I once saw a picture of a japanese mom wearing her baby. He was able to see well over her shoulder. Are there any carriers you know of that do this. I have an Ergo but baby only can see from the side. I would love it if I can get his near my face.
The traditional style of Japanese baby carrier is known as an onbuhimo. It’s a body of fabric with a set of top straps and rings on the bottom that the top straps go through. I don’t know whether the picture you saw was of a mom using a traditional baby carrier or a more modern one. Apparently there has been a real renaissance of babywearing in Japan in recent years and from what I understand there are some types of carriers that aren’t generally known or available in the US.
That said, there are several different options you have for doing a high back carry with carriers easily found in the US. One option would be to do a high back carry in a woven wrap (not a stretchy wrap). Well-known brands of woven wraps include Didymos, Girasol, Storchenwiege, Ellevil, Hoppediz, Natibaby, Dolcino, Vatanai, Wrapsody, and many more. The important thing is not to attempt a back carry with any kind of a stretchy wrap that has a lot of give to it.
Another option would be to do a high back carry in an Asian-style baby carrier. Mei tais are widely available in the US, and you can also find podaegis and onbuhimos. Having a tall-bodied carrier is important to give you enough fabric to support your baby’s body fully.
A high back carry is definitely an advanced carry, and one that you will need to practice thoroughly to be comfortable and confident doing. See if you have a babywearing meeting, babywearing store, or babywearing instructor nearby for help. The Tummy 2 Tummy DVD is another resource, and there are video demos of the high back carry on YouTube. Always practice over a bed or couch and in front of a mirror until you are confident in your skills, and don’t attempt a high back carry with an uncooperative child.

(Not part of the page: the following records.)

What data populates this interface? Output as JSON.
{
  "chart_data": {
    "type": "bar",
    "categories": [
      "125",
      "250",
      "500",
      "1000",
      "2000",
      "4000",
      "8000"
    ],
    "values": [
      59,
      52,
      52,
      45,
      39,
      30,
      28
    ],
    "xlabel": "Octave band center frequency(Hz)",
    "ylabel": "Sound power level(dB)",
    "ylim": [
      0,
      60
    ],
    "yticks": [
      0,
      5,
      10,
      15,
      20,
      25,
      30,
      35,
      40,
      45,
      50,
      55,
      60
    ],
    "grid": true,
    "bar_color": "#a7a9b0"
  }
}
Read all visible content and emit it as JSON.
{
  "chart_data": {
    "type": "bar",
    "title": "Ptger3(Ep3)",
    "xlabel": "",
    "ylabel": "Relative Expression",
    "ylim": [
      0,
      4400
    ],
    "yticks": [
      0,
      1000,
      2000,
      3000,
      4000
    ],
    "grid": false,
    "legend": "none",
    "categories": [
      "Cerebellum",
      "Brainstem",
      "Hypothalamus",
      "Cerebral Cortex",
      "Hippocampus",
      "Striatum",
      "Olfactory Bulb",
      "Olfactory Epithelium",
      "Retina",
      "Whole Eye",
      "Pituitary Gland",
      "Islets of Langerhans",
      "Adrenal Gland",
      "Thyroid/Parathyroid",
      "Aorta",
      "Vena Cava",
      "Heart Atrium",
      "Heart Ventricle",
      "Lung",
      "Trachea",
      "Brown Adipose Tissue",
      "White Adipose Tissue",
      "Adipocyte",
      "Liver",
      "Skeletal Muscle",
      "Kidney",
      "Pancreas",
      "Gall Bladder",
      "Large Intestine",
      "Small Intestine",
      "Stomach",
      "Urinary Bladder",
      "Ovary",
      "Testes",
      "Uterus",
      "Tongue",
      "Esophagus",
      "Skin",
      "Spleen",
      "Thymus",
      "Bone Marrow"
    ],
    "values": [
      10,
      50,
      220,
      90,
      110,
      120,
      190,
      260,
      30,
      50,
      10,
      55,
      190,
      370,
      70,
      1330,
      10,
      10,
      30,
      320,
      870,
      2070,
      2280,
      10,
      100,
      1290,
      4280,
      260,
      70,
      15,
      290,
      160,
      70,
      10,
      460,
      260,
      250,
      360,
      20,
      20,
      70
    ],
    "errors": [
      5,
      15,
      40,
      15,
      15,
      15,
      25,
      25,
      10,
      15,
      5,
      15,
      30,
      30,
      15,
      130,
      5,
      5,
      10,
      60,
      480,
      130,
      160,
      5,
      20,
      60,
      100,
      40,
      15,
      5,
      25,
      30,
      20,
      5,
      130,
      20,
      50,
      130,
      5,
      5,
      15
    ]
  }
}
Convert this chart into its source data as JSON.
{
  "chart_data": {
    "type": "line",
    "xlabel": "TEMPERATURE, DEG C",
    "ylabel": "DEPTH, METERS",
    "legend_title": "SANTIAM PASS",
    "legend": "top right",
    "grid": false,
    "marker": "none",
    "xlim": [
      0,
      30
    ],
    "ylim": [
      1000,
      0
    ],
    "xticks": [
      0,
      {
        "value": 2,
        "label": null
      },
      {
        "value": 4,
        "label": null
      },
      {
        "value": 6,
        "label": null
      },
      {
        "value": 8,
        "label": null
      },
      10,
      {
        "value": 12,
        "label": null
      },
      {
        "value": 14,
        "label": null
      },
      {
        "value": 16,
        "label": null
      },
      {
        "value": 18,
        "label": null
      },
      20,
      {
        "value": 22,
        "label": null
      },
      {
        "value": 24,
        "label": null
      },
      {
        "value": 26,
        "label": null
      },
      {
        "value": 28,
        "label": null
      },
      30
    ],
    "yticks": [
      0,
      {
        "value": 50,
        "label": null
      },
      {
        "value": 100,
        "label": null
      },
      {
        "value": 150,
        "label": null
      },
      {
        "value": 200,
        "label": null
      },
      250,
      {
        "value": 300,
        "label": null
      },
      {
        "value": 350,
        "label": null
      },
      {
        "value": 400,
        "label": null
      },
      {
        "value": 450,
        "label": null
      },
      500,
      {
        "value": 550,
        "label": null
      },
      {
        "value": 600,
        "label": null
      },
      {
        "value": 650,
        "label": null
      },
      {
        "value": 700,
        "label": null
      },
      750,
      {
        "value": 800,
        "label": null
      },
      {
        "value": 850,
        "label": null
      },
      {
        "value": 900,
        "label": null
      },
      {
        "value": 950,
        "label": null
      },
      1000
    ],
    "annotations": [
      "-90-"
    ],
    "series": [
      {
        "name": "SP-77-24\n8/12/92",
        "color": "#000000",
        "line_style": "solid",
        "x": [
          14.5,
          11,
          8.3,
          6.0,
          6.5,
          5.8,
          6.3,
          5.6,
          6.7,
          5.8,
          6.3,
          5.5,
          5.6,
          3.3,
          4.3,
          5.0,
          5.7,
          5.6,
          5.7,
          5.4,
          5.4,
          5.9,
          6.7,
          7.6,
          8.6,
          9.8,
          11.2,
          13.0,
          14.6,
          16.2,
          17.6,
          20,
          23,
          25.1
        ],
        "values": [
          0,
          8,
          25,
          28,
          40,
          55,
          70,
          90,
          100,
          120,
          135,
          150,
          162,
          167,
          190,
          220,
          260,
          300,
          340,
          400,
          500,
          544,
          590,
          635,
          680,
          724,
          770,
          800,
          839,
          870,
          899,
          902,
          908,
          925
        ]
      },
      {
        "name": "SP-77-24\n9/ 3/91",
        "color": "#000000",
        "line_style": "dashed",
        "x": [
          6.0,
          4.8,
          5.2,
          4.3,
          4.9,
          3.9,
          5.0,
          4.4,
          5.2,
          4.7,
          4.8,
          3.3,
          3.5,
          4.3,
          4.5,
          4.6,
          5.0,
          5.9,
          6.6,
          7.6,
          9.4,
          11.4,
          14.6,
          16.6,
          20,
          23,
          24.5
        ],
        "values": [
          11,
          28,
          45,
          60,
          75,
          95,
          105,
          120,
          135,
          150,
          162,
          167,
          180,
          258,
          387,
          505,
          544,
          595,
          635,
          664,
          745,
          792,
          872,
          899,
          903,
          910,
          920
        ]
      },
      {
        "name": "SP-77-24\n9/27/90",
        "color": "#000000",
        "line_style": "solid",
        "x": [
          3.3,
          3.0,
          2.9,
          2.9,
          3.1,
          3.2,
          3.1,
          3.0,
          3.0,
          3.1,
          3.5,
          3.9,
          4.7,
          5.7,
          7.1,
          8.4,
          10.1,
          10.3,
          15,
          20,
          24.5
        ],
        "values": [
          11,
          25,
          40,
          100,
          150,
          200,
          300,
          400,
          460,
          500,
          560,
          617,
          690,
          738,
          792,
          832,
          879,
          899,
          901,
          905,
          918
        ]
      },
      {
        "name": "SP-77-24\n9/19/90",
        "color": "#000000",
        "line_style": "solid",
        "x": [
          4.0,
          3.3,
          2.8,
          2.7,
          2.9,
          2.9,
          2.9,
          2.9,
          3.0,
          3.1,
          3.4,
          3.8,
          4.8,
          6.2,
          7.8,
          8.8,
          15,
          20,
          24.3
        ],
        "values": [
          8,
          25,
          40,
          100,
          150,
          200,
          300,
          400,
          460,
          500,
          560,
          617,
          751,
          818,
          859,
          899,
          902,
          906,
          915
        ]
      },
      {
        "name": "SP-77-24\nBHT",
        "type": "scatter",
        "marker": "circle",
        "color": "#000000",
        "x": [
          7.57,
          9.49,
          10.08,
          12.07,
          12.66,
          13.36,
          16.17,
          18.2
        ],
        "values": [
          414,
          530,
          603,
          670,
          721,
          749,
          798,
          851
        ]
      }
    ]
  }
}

A high back carry can be a great way for a younger baby to see the world. As baby gets bigger, though, you need to watch out for your own physical comfort and ergonomics. If you find that your big baby or toddler is putting too much strain on your shoulders in a high back carry, it’s time to go back to a regular back carry with baby’s weight partially distributed to your lower body as in the Ergo. Most babies get very used to seeing the world from your back by looking around even if they can’t see straight ahead of them. You can always stand sideways to show baby something of particular interest!